I definitely agree on the adaptation of Naked Lunch being as much Cronenberg as Burroughs - one of my favourite sequences of the film is the one where Bill Lee is visited in 'Tangiers' by the Ginsberg and Kerouac surrogates and they briefly look into his bag containing the squashed bug typewriter which he needs to fix to be able to write again, and instead see all of the drug paraphenalia. This is perhaps too on the nose if we think of needing to be drugged out to write, but I think it has quite beautiful parallels with Cronenberg's previous film Dead Ringers where one of the identical twin brothers has drug problems, with the other eventually deciding that he will have to take drugs himself in order to 'sync' himself back up with his errant brother. Its as much about a symbiotic relationship as one based on dependence (you can't get much more symbiotic than your insect typewriter talking back to you and telling you what to type into it to produce the most excitable reaction!), and a big Cronenberg theme throughout all of his work seems to be what happens when some part of your existence (life, relationships) starts to spiral off into disturbing territory and whether you will be able to break away from it before it destroys you, or be unable (or unwilling, or find it unthinkable) to do so and instead feel compelled to follow into uncharted territory despite knowing that the outcome might not be a particularly good one.

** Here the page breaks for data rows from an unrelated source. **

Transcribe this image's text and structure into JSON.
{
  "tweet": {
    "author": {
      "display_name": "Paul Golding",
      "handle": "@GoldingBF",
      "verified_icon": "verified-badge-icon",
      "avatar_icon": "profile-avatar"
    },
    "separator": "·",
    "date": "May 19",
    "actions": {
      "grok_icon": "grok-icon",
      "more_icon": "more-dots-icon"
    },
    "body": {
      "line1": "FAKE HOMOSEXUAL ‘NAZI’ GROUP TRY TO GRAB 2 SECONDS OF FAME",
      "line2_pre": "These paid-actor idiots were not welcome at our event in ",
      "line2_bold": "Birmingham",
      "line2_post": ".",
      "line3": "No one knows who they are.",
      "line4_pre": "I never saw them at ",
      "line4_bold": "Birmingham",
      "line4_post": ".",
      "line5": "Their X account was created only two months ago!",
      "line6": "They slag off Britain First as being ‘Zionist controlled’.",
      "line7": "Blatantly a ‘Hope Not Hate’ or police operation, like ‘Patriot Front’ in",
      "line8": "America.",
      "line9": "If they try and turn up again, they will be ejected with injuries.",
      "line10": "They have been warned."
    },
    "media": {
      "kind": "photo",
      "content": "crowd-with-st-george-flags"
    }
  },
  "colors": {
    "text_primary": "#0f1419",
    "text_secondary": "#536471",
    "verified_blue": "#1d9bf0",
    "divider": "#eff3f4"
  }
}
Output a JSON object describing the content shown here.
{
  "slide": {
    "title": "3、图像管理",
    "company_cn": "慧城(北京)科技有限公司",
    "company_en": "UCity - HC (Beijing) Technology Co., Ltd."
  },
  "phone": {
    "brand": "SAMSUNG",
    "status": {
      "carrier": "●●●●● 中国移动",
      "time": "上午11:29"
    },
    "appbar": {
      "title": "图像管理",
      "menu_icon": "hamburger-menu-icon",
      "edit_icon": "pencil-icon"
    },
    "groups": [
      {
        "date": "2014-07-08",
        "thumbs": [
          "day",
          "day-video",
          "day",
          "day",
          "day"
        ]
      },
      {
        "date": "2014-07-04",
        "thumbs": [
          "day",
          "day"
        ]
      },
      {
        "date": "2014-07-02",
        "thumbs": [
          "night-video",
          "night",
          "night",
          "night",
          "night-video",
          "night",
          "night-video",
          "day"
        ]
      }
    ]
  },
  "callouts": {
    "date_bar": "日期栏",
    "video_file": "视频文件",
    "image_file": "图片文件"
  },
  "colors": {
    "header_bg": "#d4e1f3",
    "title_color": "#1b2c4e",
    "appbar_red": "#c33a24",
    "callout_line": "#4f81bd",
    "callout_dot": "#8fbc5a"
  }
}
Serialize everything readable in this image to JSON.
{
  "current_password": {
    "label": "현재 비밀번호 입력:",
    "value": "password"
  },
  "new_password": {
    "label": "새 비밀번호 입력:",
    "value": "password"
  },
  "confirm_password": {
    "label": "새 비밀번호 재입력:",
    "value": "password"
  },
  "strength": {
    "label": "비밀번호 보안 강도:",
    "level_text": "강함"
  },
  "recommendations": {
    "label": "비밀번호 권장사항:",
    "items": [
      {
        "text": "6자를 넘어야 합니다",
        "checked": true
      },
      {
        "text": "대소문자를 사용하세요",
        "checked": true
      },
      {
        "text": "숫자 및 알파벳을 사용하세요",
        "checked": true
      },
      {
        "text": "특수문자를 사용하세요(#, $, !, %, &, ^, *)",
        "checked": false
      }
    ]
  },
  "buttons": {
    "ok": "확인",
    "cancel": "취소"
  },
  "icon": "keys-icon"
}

Although I think rather than thinking about Cronenberg's film looking at Walter Salles' previous works will probably give a better indication of what On The Road will be like - his most famous films are philosophical road movies such as Central Station and The Motorcycle Diaries, and are presumably reasons for him being considered a good match for this project. They're not exactly the most radical pieces of cinema however, which leads me to think that this will probably be a straight ahead adaptation rather than any kind of controversial 'reinterpretation/reimagining' of the work.
ianungstad
Joined: Thu Mar 17, 2005 1:20 am

Re: On the Road (Walter Salles, 2012)

#25 Post by ianungstad »

This tidbit was in the Cannes column of Thompson on Hollywood today. It confirms that the film has been screened for buyers and mentions that it has a running time of 2 and a half hours:

Two, we will see Walter Salles' "On the Road" there, which has been screening for North American buyers and has not yet landed an offer it can accept. It's one of those cases where the financeers want more for the film than distributors are willing to pay upfront without seeing how audiences and critics respond. Word is the film two and a half hours long and episodic, which makes sense given that it is an adaptation of the Jack Kerouac road classic.